K-36DM 射出座席

「自力でコックピットから飛び出す。」これこそ、墜落する運命にある戦闘機から命を守る唯一の方法でした。しかし脱出後、尾翼に激突死するという例が後を絶たず、戦闘機が高速化すると共に脱出後の致死率も増加の一途をたどることとなります。
そこで登場したのが射出座席です。初期の頃の射出座席は火薬を炸裂させることにより座席を尾翼より後ろに吹き飛ばすという物が誕生。第2次世界大戦後の戦闘機には射出座席が標準装備されるようになりました。

現代戦闘機の射出座席は高度ゼロ、速度ゼロでも安全にパラシュート傘下高度までロケットモーターにより上昇する、いわゆるゼロ・ゼロ射出座席が標準となっていますが、その中でもSu-27やMiG-29に装備されているズヴェズダ設計局製K-36射出座席は疑いなく世界で最も優秀な射出座席の一つです。

K-36DMの射出可能条件は最大でマッハ3、高度24000メートル以内と言われており、F-15やF-16に装備されているACESII射出座席は亜音速以内での射出しかサポートしていないことからも、いかに優れた射出座席かが分かります。通常、600Km/h以上もの高速で生身の人間が放り出された場合、良くて全身骨折、悪ければ用意に死に至る致命傷を負うことになりますが、K-36DMは対気速度800Km/h以上での脱出の場合、ウィンドウブラストディフレクター(風圧防御板)が展開し、気流が直接パイロットに受けないよう整流し高速時の風圧を防ます。また超音速の場合は意図的に衝撃波を作り出すことによってパイロットを保護します。

K-36DMは状態を制御する機能を持っており、座席を最適な方向へと回転させることによって膝元が前方を向くように制御され、半分寝そべるような姿勢になります。ちなみにウィンドウブラストディフレクターは膝元にあります。

射出座席は下方向へ15Gもの力がパイロットに負担としてのしかかるため、首や背骨を痛めてしまい機能障害を残してしまう可能性があります。

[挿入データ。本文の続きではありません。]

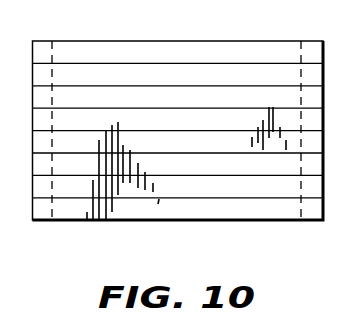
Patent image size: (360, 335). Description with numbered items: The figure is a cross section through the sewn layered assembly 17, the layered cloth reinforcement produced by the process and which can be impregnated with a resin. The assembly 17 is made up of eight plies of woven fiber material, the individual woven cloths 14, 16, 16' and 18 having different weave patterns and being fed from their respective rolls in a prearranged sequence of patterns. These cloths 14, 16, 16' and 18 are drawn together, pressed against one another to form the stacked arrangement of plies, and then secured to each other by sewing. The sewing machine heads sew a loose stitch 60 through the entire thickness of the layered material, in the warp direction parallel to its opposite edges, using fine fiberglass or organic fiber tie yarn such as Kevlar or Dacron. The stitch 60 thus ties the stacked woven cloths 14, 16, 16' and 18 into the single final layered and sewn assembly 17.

瞬発的に脱出するためにはどうしても大きなGが必要であるためこれはK-36DMに限らず他の射出座席にも存在する共通の問題です。そのため頭や手足を最適な位置へと拘束してダメージを受けないようにします。当然身動きが取れなくなりますが、パラシュートの展開まで自動的に行われます。

百聞は一見にしかず。百万語を並べて語るよりも、実際に見たほうが理解しやすいと言う意味の言葉ですが、K-36DMはそのことわざ通りの実績を見せることになります。冷戦が緩和され、MiG-29やSu-27が旧西側諸国の権威有るエアショーに出展されるようになり、何度となく機動飛行展示が実施されました。残念なことにMiG-29やSu-27は何度も事故を起こし自身の信頼性が低いことを実証してしまったのですが、そのたびにK-36DM射出座席はパイロットを安全に脱出させたのです。
権威有る国際エアショーで各国の航空軍事関連者が見ている中、戦闘機の墜落と低空での射出実演。これほどK-36DMが優れた機能を持っているとアピールする場はありません。事実、各国の航空機メーカーの問い合わせがズヴェズダ設計局に殺到したと言われています。
Su-30墜落でも紹介している1999年6月のパリエアショーでは、機体が真上を向いているにも関わらず、K-36は二人のクルーを上方へと打ち出しました。

皮肉なことにロシア戦闘機が墜落する度にK-36はその優秀性を実証することになってしまったのです。